Eppure, il nostro sguardo è cruciale, perché abbiamo il contatto con il territorio e l’operatività. Per questo credo che il pensiero progettuale debba partire dal Pubblico, che ha la discrezionalità nella scrittura dei bandi a cui il Terzo Settore partecipa. Scrivere un bando implica conoscere i bisogni della comunità e per questo il Pubblico necessita del nostro know-how. La cooperazione sociale può essere la sentinella delle urgenze e delle problematiche del territorio, consigliare le priorità, indicare la fattibilità dei progetti ed essere di supporto.

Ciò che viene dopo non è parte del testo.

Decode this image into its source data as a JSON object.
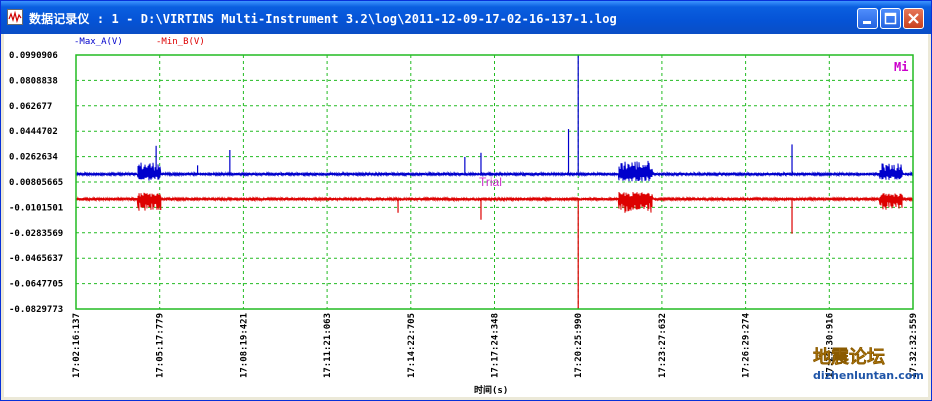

Da parte sua, l’Ente Pubblico dovrà trovare un luogo di confronto dove collaborare con noi, per entrare in sintonia con le reali esigenze della comunità e destinare i soldi dove c’è maggiore bisogno, ovviamente nel rispetto della concorrenza.
Sappiamo che spesso le Amministrazioni non possono avere uno sguardo di medio-lungo periodo o una elevata reattività. Noi abbiamo queste caratteristiche. Abbiamo imparato dal nostro storico, sia sui servizi alla persona sia negli inserimenti lavorativi. Abbiamo vissuto la crisi del 2008 per la parte B della cooperativa, sappiamo cosa succederà perché ci è già successo e ce ne ricordiamo. Inoltre, possiamo essere molto reattivi davanti alle esigenze urgenti della comunità. Queste caratteristiche possono dare un aiuto concreto nei tempi che verranno.